A recent “06880” post on the future of Main Street got readers thinking.
65 people commented. Thoughtfully, insightfully and civilly, they offered suggestions.
Your flood of reactions got me thinking.
As a native Westporter — someone who remembers the Remarkable Book Shop, Klein’s department store, the African Room, World Affairs Center, movie theaters, Mark’s Place music club, Oscar’s, Dorain’s Drug Store — I know the kind of life that can pulse on Main Street.
But I also realize that we can’t simply wish for that kind of street again. The world is far different today.
For a long time, I thought a few tweaks would bring downtown back to life. I nodded as stakeholders assured me that once the flood-proofing and renovation projects were done, and empty storefronts filled up again, all would be well again.
After reading the comments, and talking to a broad array of sharp, committed Westporters, I no longer believe that’s true.
Main Street is no longer — and perhaps never again will be — our “main street.” It’s simply a short stretch off the Post Road near the Saugatuck River. It’s lined with commercial buildings, connecting one side of town with another.
To think of it as our “main street” is to live in the 20th century — or even the 19th.
But boy, does it have potential.
The problem is, “potential” implies re-imagining the future. And re-designing the present.
We can’t simply tweak the Post Road. We need to (almost) blow it up, and start again.
The possibilities are endless.
Main Street could be a car-less, pedestrian-friendly piazza/promenade lined with trees, tables and benches; upscale and family restaurants and cafes, including outside dining (with space heaters for winter); food carts and artists’ kiosks; independent businesses like a general store, bookstore and ice cream shop (joining the special Savvy + Grace-type places already there).
It could be filled with cultural and arts events; food festivals, and something at Christmas; music on weekends, plus waterfront access, with paddleboat and kayak rentals. In the winter, we could flood part of it for a skating rink.
And more: The Farmers’ Market could relocate there. We could add offices for non-profits, and co-working spaces. Apartments could be build on 2nd and 3rd floors.
Downtown is at an inflection point.
The decisions we make now are as important as the ones we made 70 years ago. That’s when town officials decided — and citizens agreed — to fill in the Saugatuck River, behind the stores on the west side of Main Street.
The result — a parking lot named for selectman Emerson Parker and Daybreak Nursery owner Evan Harding — may have been the right idea then.
But today we need a new downtown. And the change can’t be incremental. It must be big, bright and bold.

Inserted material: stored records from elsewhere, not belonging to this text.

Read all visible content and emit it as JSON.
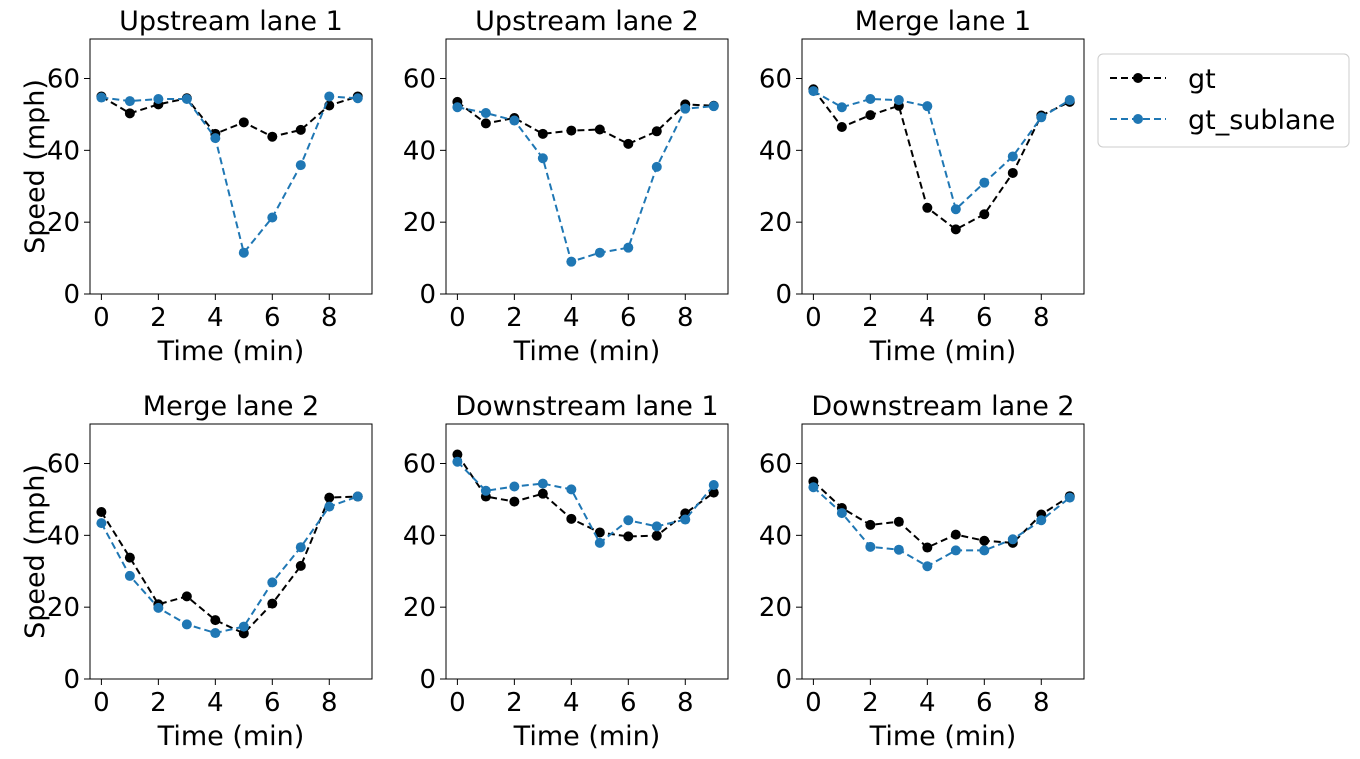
{
  "legend": {
    "entries": [
      {
        "label": "gt",
        "color": "#000000"
      },
      {
        "label": "gt_sublane",
        "color": "#1f77b4"
      }
    ],
    "placement": "outside-right-top"
  },
  "chart_data": [
    {
      "type": "line",
      "title": "Upstream lane 1",
      "xlabel": "Time (min)",
      "ylabel": "Speed (mph)",
      "xlim": [
        -0.4,
        9.5
      ],
      "ylim": [
        0,
        71
      ],
      "xticks": [
        "0",
        "2",
        "4",
        "6",
        "8"
      ],
      "yticks": [
        "0",
        "20",
        "40",
        "60"
      ],
      "x": [
        0,
        1,
        2,
        3,
        4,
        5,
        6,
        7,
        8,
        9
      ],
      "series": [
        {
          "name": "gt",
          "values": [
            55.0,
            50.3,
            52.8,
            54.5,
            44.6,
            47.8,
            43.8,
            45.7,
            52.5,
            55.0
          ]
        },
        {
          "name": "gt_sublane",
          "values": [
            54.7,
            53.7,
            54.3,
            54.3,
            43.4,
            11.5,
            21.3,
            35.9,
            55.0,
            54.5
          ]
        }
      ]
    },
    {
      "type": "line",
      "title": "Upstream lane 2",
      "xlabel": "Time (min)",
      "ylabel": "",
      "xlim": [
        -0.4,
        9.5
      ],
      "ylim": [
        0,
        71
      ],
      "xticks": [
        "0",
        "2",
        "4",
        "6",
        "8"
      ],
      "yticks": [
        "0",
        "20",
        "40",
        "60"
      ],
      "x": [
        0,
        1,
        2,
        3,
        4,
        5,
        6,
        7,
        8,
        9
      ],
      "series": [
        {
          "name": "gt",
          "values": [
            53.5,
            47.5,
            49.0,
            44.6,
            45.5,
            45.8,
            41.8,
            45.3,
            52.8,
            52.4
          ]
        },
        {
          "name": "gt_sublane",
          "values": [
            52.0,
            50.4,
            48.3,
            37.8,
            9.0,
            11.5,
            12.9,
            35.4,
            51.6,
            52.3
          ]
        }
      ]
    },
    {
      "type": "line",
      "title": "Merge lane 1",
      "xlabel": "Time (min)",
      "ylabel": "",
      "xlim": [
        -0.4,
        9.5
      ],
      "ylim": [
        0,
        71
      ],
      "xticks": [
        "0",
        "2",
        "4",
        "6",
        "8"
      ],
      "yticks": [
        "0",
        "20",
        "40",
        "60"
      ],
      "x": [
        0,
        1,
        2,
        3,
        4,
        5,
        6,
        7,
        8,
        9
      ],
      "series": [
        {
          "name": "gt",
          "values": [
            57.0,
            46.5,
            49.8,
            52.4,
            24.0,
            18.0,
            22.2,
            33.7,
            49.7,
            53.5
          ]
        },
        {
          "name": "gt_sublane",
          "values": [
            56.5,
            52.0,
            54.3,
            54.0,
            52.3,
            23.6,
            31.0,
            38.3,
            49.2,
            54.0
          ]
        }
      ]
    },
    {
      "type": "line",
      "title": "Merge lane 2",
      "xlabel": "Time (min)",
      "ylabel": "Speed (mph)",
      "xlim": [
        -0.4,
        9.5
      ],
      "ylim": [
        0,
        71
      ],
      "xticks": [
        "0",
        "2",
        "4",
        "6",
        "8"
      ],
      "yticks": [
        "0",
        "20",
        "40",
        "60"
      ],
      "x": [
        0,
        1,
        2,
        3,
        4,
        5,
        6,
        7,
        8,
        9
      ],
      "series": [
        {
          "name": "gt",
          "values": [
            46.5,
            33.8,
            20.8,
            23.0,
            16.4,
            12.7,
            21.0,
            31.5,
            50.5,
            50.8
          ]
        },
        {
          "name": "gt_sublane",
          "values": [
            43.4,
            28.7,
            19.8,
            15.2,
            12.8,
            14.6,
            26.9,
            36.7,
            48.0,
            50.8
          ]
        }
      ]
    },
    {
      "type": "line",
      "title": "Downstream lane 1",
      "xlabel": "Time (min)",
      "ylabel": "",
      "xlim": [
        -0.4,
        9.5
      ],
      "ylim": [
        0,
        71
      ],
      "xticks": [
        "0",
        "2",
        "4",
        "6",
        "8"
      ],
      "yticks": [
        "0",
        "20",
        "40",
        "60"
      ],
      "x": [
        0,
        1,
        2,
        3,
        4,
        5,
        6,
        7,
        8,
        9
      ],
      "series": [
        {
          "name": "gt",
          "values": [
            62.5,
            50.8,
            49.4,
            51.6,
            44.6,
            40.8,
            39.7,
            39.9,
            46.1,
            51.9
          ]
        },
        {
          "name": "gt_sublane",
          "values": [
            60.5,
            52.4,
            53.6,
            54.4,
            52.8,
            37.9,
            44.2,
            42.5,
            44.4,
            54.0
          ]
        }
      ]
    },
    {
      "type": "line",
      "title": "Downstream lane 2",
      "xlabel": "Time (min)",
      "ylabel": "",
      "xlim": [
        -0.4,
        9.5
      ],
      "ylim": [
        0,
        71
      ],
      "xticks": [
        "0",
        "2",
        "4",
        "6",
        "8"
      ],
      "yticks": [
        "0",
        "20",
        "40",
        "60"
      ],
      "x": [
        0,
        1,
        2,
        3,
        4,
        5,
        6,
        7,
        8,
        9
      ],
      "series": [
        {
          "name": "gt",
          "values": [
            55.0,
            47.6,
            42.9,
            43.8,
            36.6,
            40.2,
            38.5,
            37.9,
            45.8,
            50.9
          ]
        },
        {
          "name": "gt_sublane",
          "values": [
            53.4,
            46.2,
            36.8,
            36.0,
            31.4,
            35.8,
            35.8,
            38.9,
            44.2,
            50.5
          ]
        }
      ]
    }
  ]
}
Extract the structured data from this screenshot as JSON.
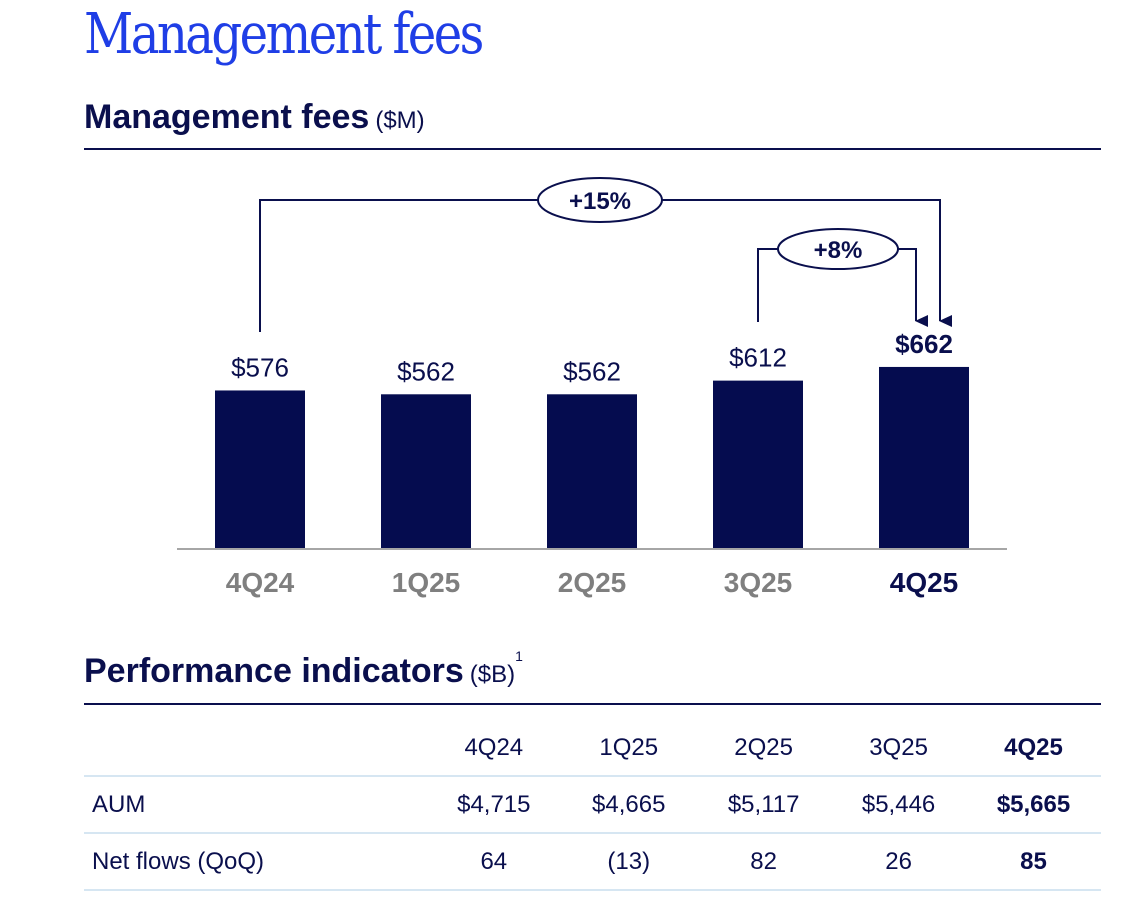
{
  "page_title": "Management fees",
  "fees_section": {
    "title": "Management fees",
    "unit": "($M)"
  },
  "chart_data": {
    "type": "bar",
    "categories": [
      "4Q24",
      "1Q25",
      "2Q25",
      "3Q25",
      "4Q25"
    ],
    "values": [
      576,
      562,
      562,
      612,
      662
    ],
    "value_labels": [
      "$576",
      "$562",
      "$562",
      "$612",
      "$662"
    ],
    "highlight_category": "4Q25",
    "annotations": [
      {
        "label": "+15%",
        "from": "4Q24",
        "to": "4Q25"
      },
      {
        "label": "+8%",
        "from": "3Q25",
        "to": "4Q25"
      }
    ],
    "colors": {
      "bar": "#050c4f",
      "baseline": "#a6a6a6",
      "inactive_label": "#7f7f7f",
      "text": "#0a0f4d"
    }
  },
  "indicators_section": {
    "title": "Performance indicators",
    "unit": "($B)",
    "footnote": "1"
  },
  "table": {
    "columns": [
      "4Q24",
      "1Q25",
      "2Q25",
      "3Q25",
      "4Q25"
    ],
    "rows": [
      {
        "label": "AUM",
        "values": [
          "$4,715",
          "$4,665",
          "$5,117",
          "$5,446",
          "$5,665"
        ]
      },
      {
        "label": "Net flows (QoQ)",
        "values": [
          "64",
          "(13)",
          "82",
          "26",
          "85"
        ]
      }
    ]
  },
  "colors": {
    "title_accent": "#1f3ee6",
    "navy": "#0a0f4d",
    "table_rule": "#d6e6f2"
  }
}
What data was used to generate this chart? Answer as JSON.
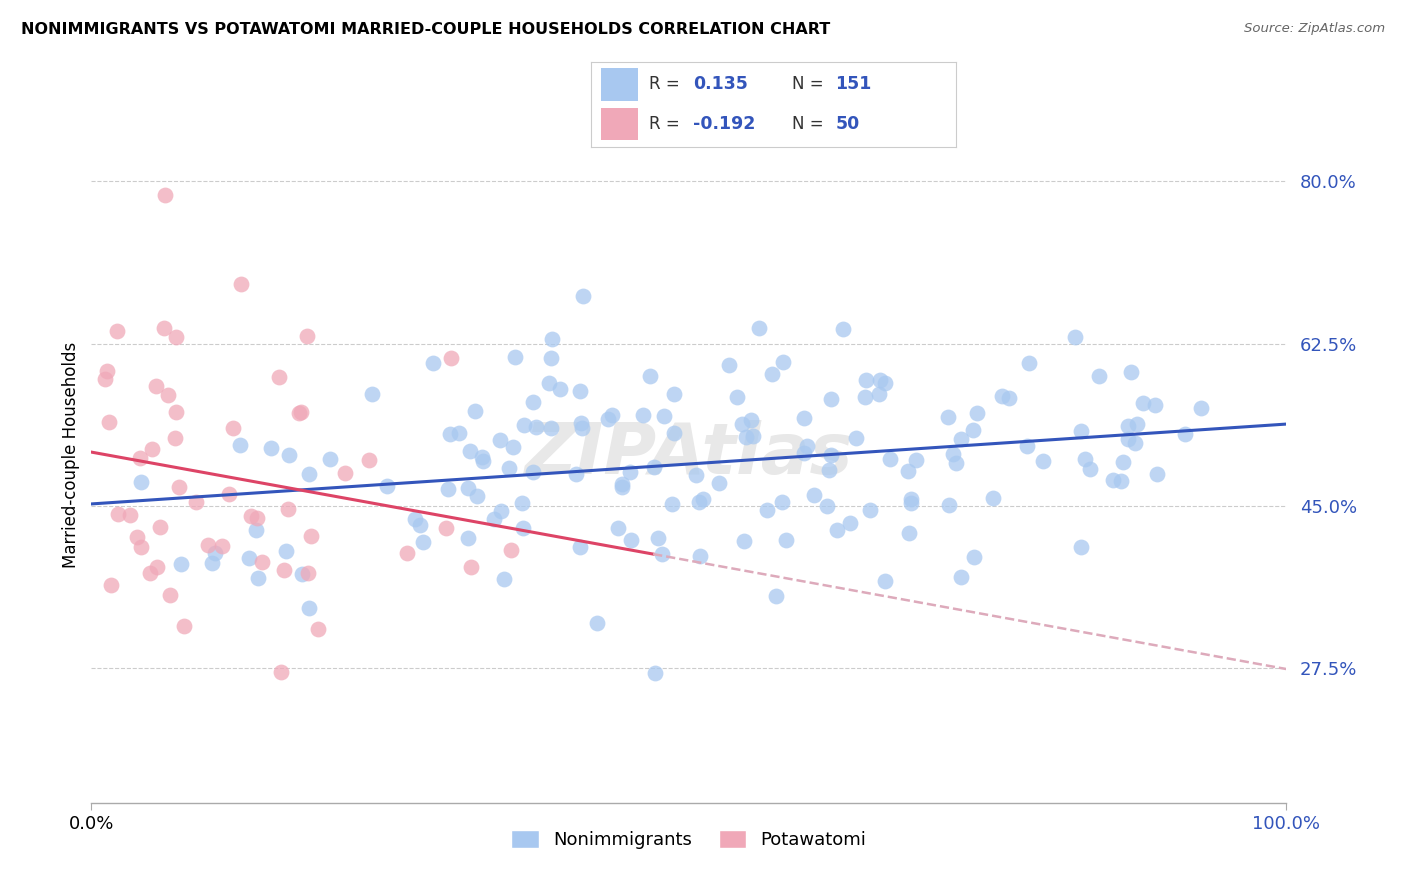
{
  "title": "NONIMMIGRANTS VS POTAWATOMI MARRIED-COUPLE HOUSEHOLDS CORRELATION CHART",
  "source": "Source: ZipAtlas.com",
  "ylabel": "Married-couple Households",
  "ytick_labels": [
    "27.5%",
    "45.0%",
    "62.5%",
    "80.0%"
  ],
  "ytick_values": [
    0.275,
    0.45,
    0.625,
    0.8
  ],
  "xlim": [
    0.0,
    1.0
  ],
  "ylim": [
    0.13,
    0.88
  ],
  "watermark": "ZIPAtlas",
  "blue_color": "#a8c8f0",
  "pink_color": "#f0a8b8",
  "blue_scatter_alpha": 0.75,
  "pink_scatter_alpha": 0.75,
  "scatter_size": 130,
  "blue_line_color": "#3355bb",
  "pink_line_color": "#dd4466",
  "pink_line_dashed_color": "#ddaabb",
  "nonimmigrants_R": 0.135,
  "potawatomi_R": -0.192,
  "nonimmigrants_N": 151,
  "potawatomi_N": 50,
  "grid_color": "#cccccc",
  "grid_style": "--",
  "legend_blue_patch": "#a8c8f0",
  "legend_pink_patch": "#f0a8b8",
  "legend_text_color": "#3355bb",
  "bottom_legend_labels": [
    "Nonimmigrants",
    "Potawatomi"
  ]
}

Bigger, brighter and bolder, even, than Parker Harding Plaza was then.
The time for consultants is past. They, and the Downtown Plan Implementation Committee, have generated some good ideas. Now we must seize the initiative.
Who is “we”?
All of us. Everyone in Westport. We all have a stake in a vibrant, exciting, innovative, walkable, livable, enjoyable downtown. A downtown that will draw us all in again — and many others, from around the area.
Our town already offers so much: excellent schools, the transformed library, beaches, Longshore, Levitt Pavilion, Senior Center, Playhouse, Wakeman Town Farm, YMCA, Earthplace and tons more.
We often take these jewels for granted. For too long, we’ve taken the idea that Main Street “must” be a shopping-only street for granted too.
I said it before: Downtown is at an inflection point. We have the opportunity to create something truly dynamic and visionary.
How do we do it?
Let’s start with a town meeting (of course, in the Library Forum). Let’s talk about the most exciting new Main Street we can imagine. Then let’s figure out how to make it happen.
Emerson Parker and Evan Harding were great civic volunteers. But look at their sorry legacy.
This is our chance to leave a legacy, for at least the next 70 years.
Who wants to step up and lead us forward?